1. An ionization water treatment apparatus, comprising:

an electrostatic field generating element generating an electrostatic field;

an insulating tube receiving the electrostatic field generating element and blocking temperature transmission between inner and outer parts of the insulating tube;

a finishing element preventing water from flowing into the insulating tube;

a housing receiving the insulating tube and the finishing element; and

a housing connector coupled with the housing at one side of the housing connecting member,

wherein the electrostatic field generating element comprises:

a metallic electrode;

two carbon electrodes arranged at both sides of the metallic electrode; and

a pipe assembling the carbon electrodes with the metallic electrode,

and wherein the carbon electrode reacts with gas including fluorine (F₂) at a predetermined temperature so that a surface of the carbon electrode is treated.

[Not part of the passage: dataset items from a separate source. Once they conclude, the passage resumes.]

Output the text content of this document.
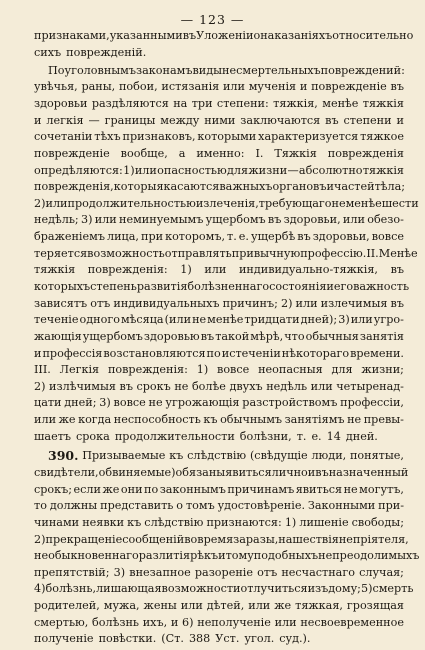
— 123 —
признаками, указанными въ Уложеніи о наказаніяхъ относительно
сихъ поврежденій.
По уголовнымъ законамъ виды несмертельныхъ повреждений:
увѣчья, раны, побои, истязанія или мученія и поврежденіе въ
здоровьи раздѣляются на три степени: тяжкія, менѣе тяжкія
и легкія — границы между ними заключаются въ степени и
сочетаніи тѣхъ признаковъ, которыми характеризуется тяжкое
поврежденіе вообще, а именно: I. Тяжкія поврежденія
опредѣляются: 1) или опасностью для жизни — абсолютно тяжкія
поврежденія, которыя касаются важныхъ органовъ и частей тѣла;
2) или продолжительностью излеченія, требующаго не менѣе шести
недѣль; 3) или неминуемымъ ущербомъ въ здоровьи, или обезо-
браженіемъ лица, при которомъ, т. е. ущербѣ въ здоровьи, вовсе
теряется возможность отправлять привычную профессію. II. Менѣе
тяжкія поврежденія: 1) или индивидуально-тяжкія, въ
которыхъ степень развитія болѣзненнаго состоянія и его важность
зависятъ отъ индивидуальныхъ причинъ; 2) или излечимыя въ
теченіе одного мѣсяца (или не менѣе тридцати дней); 3) или угро-
жающія ущербомъ здоровью въ такой мѣрѣ, что обычныя занятія
и профессія возстановляются по истеченіи нѣкотораго времени.
III. Легкія поврежденія: 1) вовсе неопасныя для жизни;
2) излѣчимыя въ срокъ не болѣе двухъ недѣль или четыренад-
цати дней; 3) вовсе не угрожающія разстройствомъ профессіи,
или же когда неспособность къ обычнымъ занятіямъ не превы-
шаетъ срока продолжительности болѣзни, т. е. 14 дней.
390. Призываемые къ слѣдствію (свѣдущіе люди, понятые,
свидѣтели, обвиняемые) обязаны явиться лично и въ назначенный
срокъ; если же они по законнымъ причинамъ явиться не могутъ,
то должны представить о томъ удостовѣреніе. Законными при-
чинами неявки къ слѣдствію признаются: 1) лишеніе свободы;
2) прекращеніе сообщеній во время заразы, нашествія непріятеля,
необыкновеннаго разлитія рѣкъ и тому подобныхъ непреодолимыхъ
препятствій; 3) внезапное разореніе отъ несчастнаго случая;
4) болѣзнь, лишающая возможности отлучиться изъ дому; 5) смерть
родителей, мужа, жены или дѣтей, или же тяжкая, грозящая
смертью, болѣзнь ихъ, и 6) неполученіе или несвоевременное
полученіе повѣстки. (Ст. 388 Уст. угол. суд.).
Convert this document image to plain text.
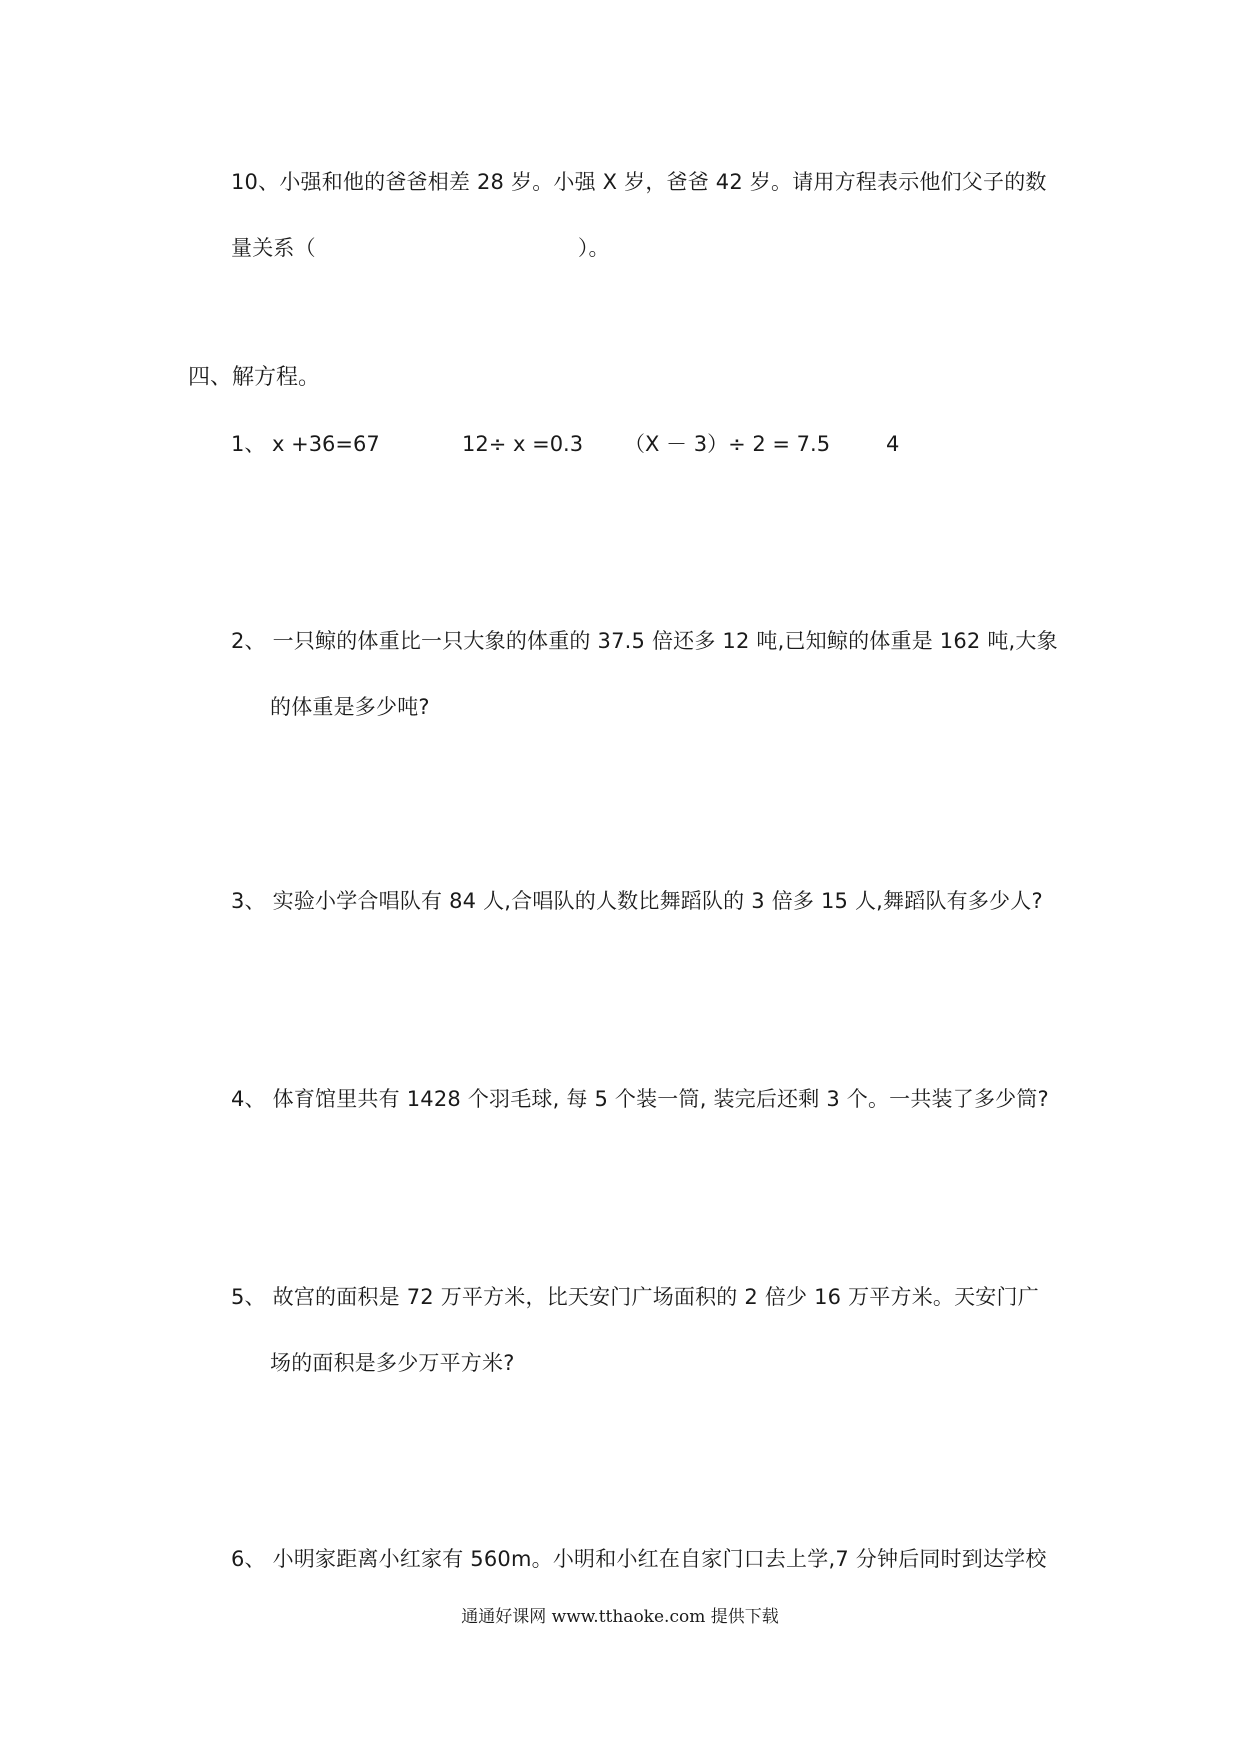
10、小强和他的爸爸相差 28 岁。小强 X 岁，爸爸 42 岁。请用方程表示他们父子的数
量关系（	）。
四、解方程。
1、 x +36=67	12÷ x =0.3 （X － 3）÷ 2 = 7.5	4
2、 一只鲸的体重比一只大象的体重的 37.5 倍还多 12 吨,已知鲸的体重是 162 吨,大象
的体重是多少吨?
3、 实验小学合唱队有 84 人,合唱队的人数比舞蹈队的 3 倍多 15 人,舞蹈队有多少人?
4、 体育馆里共有 1428 个羽毛球, 每 5 个装一筒, 装完后还剩 3 个。一共装了多少筒?
5、 故宫的面积是 72 万平方米，比天安门广场面积的 2 倍少 16 万平方米。天安门广
场的面积是多少万平方米?
6、 小明家距离小红家有 560m。小明和小红在自家门口去上学,7 分钟后同时到达学校
通通好课网 www.tthaoke.com 提供下载
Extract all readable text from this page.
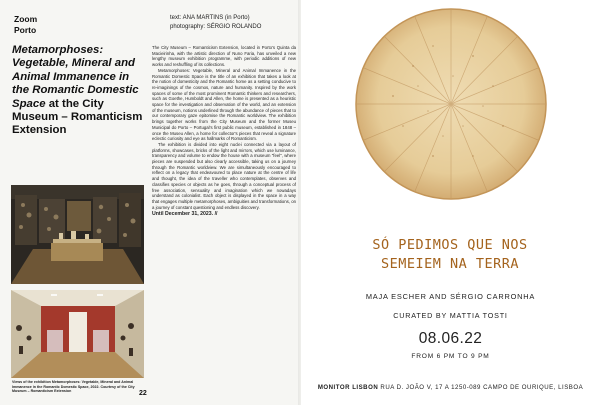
Zoom
Porto
text: ANA MARTINS (in Porto)
photography: SÉRGIO ROLANDO
Metamorphoses: Vegetable, Mineral and Animal Immanence in the Romantic Domestic Space at the City Museum – Romanticism Extension

The City Museum – Romanticism Extension, located in Porto's Quinta da Macieirinha, with the artistic direction of Nuno Faria, has unveiled a new lengthy museum exhibition programme, with periodic additions of new works and reshuffling of its collections.

Metamorphoses: Vegetable, Mineral and Animal Immanence in the Romantic Domestic Space is the title of an exhibition that takes a look at the notion of domesticity and the Romantic home as a setting conducive to re-imaginings of the cosmos, nature and humanity. Inspired by the work spaces of some of the most prominent Romantic thinkers and researchers, such as Goethe, Humboldt and Allen, the home is presented as a heuristic space for the investigation and observation of the world, and an extension of the museum, notions underlined through the abundance of pieces that to our contemporary gaze epitomise the Romantic worldview. The exhibition brings together works from the City Museum and the former Museu Municipal do Porto – Portugal's first public museum, established in 1848 – once the Museu Allen, a home for collector's pieces that reveal a signature eclectic curiosity and eye as hallmarks of Romanticism.

The exhibition is divided into eight nuclei connected via a layout of platforms, showcases, bricks of the light and mirrors, which use luminance, transparency and volume to endow the house with a museum "feel", where pieces are suspended but also clearly accessible, taking us on a journey through the Romantic worldview. We are simultaneously encouraged to reflect on a legacy that endeavoured to place nature at the centre of life and thought, the idea of the traveller who contemplates, observes and classifies species or objects as he goes, through a conceptual process of free association, sensuality and imagination which we nowadays understand as colonialist. Each object is displayed in the space in a way that engages multiple metamorphoses, ambiguities and transformations, on a journey of constant questioning and endless discovery.

Until December 31, 2023. //
Views of the exhibition Metamorphoses: Vegetable, Mineral and Animal Immanence in the Romantic Domestic Space, 2022. Courtesy of the City Museum – Romanticism Extension	22
SÓ PEDIMOS QUE NOS
SEMEIEM NA TERRA
MAJA ESCHER AND SÉRGIO CARRONHA
CURATED BY MATTIA TOSTI
08.06.22
FROM 6 PM TO 9 PM
MONITOR LISBON RUA D. JOÃO V, 17 A 1250-089 CAMPO DE OURIQUE, LISBOA
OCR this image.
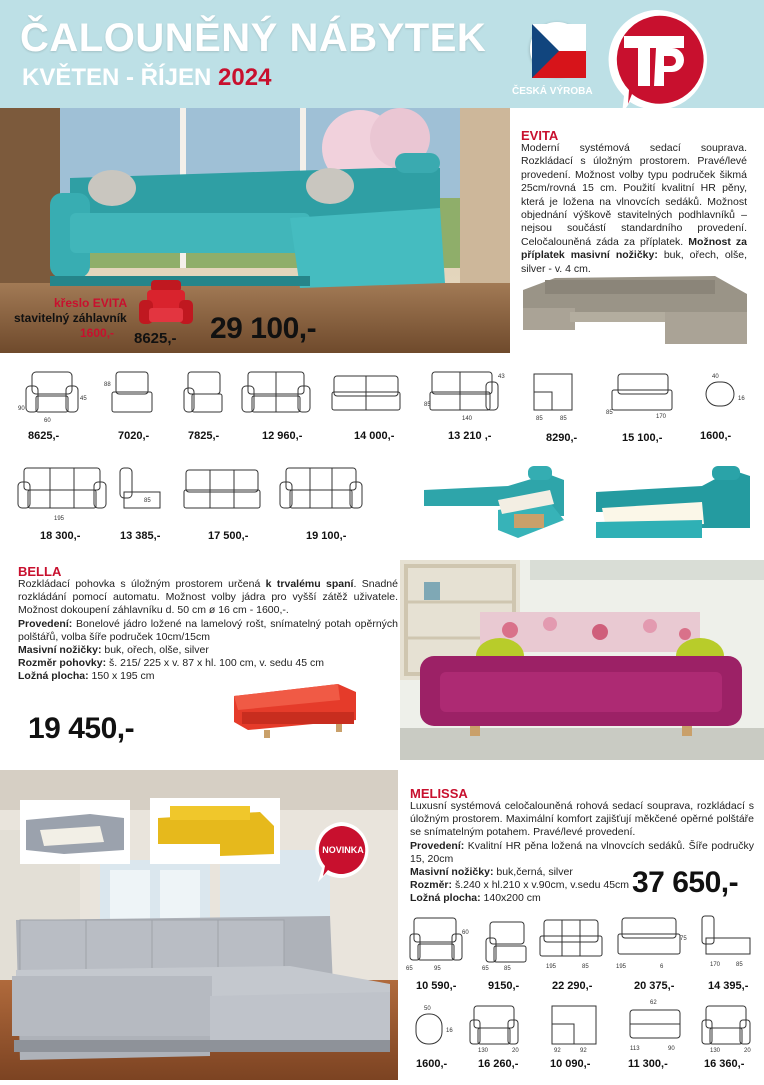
ČALOUNĚNÝ NÁBYTEK
KVĚTEN - ŘÍJEN 2024
ČESKÁ VÝROBA
křeslo EVITA
stavitelný záhlavník
1600,- 8625,- 29 100,-
EVITA
Moderní systémová sedací souprava. Rozkládací s úložným prostorem. Pravé/levé provedení. Možnost volby typu područek šikmá 25cm/rovná 15 cm. Použití kvalitní HR pěny, která je ložena na vlnovcích sedáků. Možnost objednání výškově stavitelných podhlavníků – nejsou součástí standardního provedení. Celočalouněná záda za příplatek. Možnost za příplatek masivní nožičky: buk, ořech, olše, silver - v. 4 cm.
90
60
45
88
85
140
43
85	85	170
85
40
16
8625,-	7020,-	7825,-	12 960,-	14 000,-	13 210 ,-	8290,-	15 100,-	1600,-
195
85
18 300,-	13 385,-	17 500,-	19 100,-
BELLA
Rozkládací pohovka s úložným prostorem určená k trvalému spaní. Snadné rozkládání pomocí automatu. Možnost volby jádra pro vyšší zátěž uživatele. Možnost dokoupení záhlavníku d. 50 cm ø 16 cm - 1600,-.
Provedení: Bonelové jádro ložené na lamelový rošt, snímatelný potah opěrných polštářů, volba šíře područek 10cm/15cm
Masivní nožičky: buk, ořech, olše, silver
Rozměr pohovky: š. 215/ 225 x v. 87 x hl. 100 cm, v. sedu 45 cm
Ložná plocha: 150 x 195 cm
19 450,-
NOVINKA
MELISSA
Luxusní systémová celočalouněná rohová sedací souprava, rozkládací s úložným prostorem. Maximální komfort zajišťují měkčené opěrné polštáře se snímatelným potahem. Pravé/levé provedení.
Provedení: Kvalitní HR pěna ložená na vlnovcích sedáků. Šíře područky 15, 20cm
Masivní nožičky: buk,černá, silver
Rozměr: š.240 x hl.210 x v.90cm, v.sedu 45cm
Ložná plocha: 140x200 cm	37 650,-
60
65	95	65	85	195	85
75
195	6	170	85
10 590,-	9150,-	22 290,-	20 375,-	14 395,-
50
16
130	20	92	92
62
113	90	130	20
1600,-	16 260,-	10 090,-	11 300,-	16 360,-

2. The ionization water treatment apparatus of claim 1, wherein the carbon electrode reacts with fluorine gas (F₂) at a normal temperature to a temperature of about 300° such that the carbon electrode is subject to surface treatment.

3. The ionization water treatment apparatus of claim 2, wherein a surface of the carbon electrode is treated by using the F₂at a temperature of about 200°.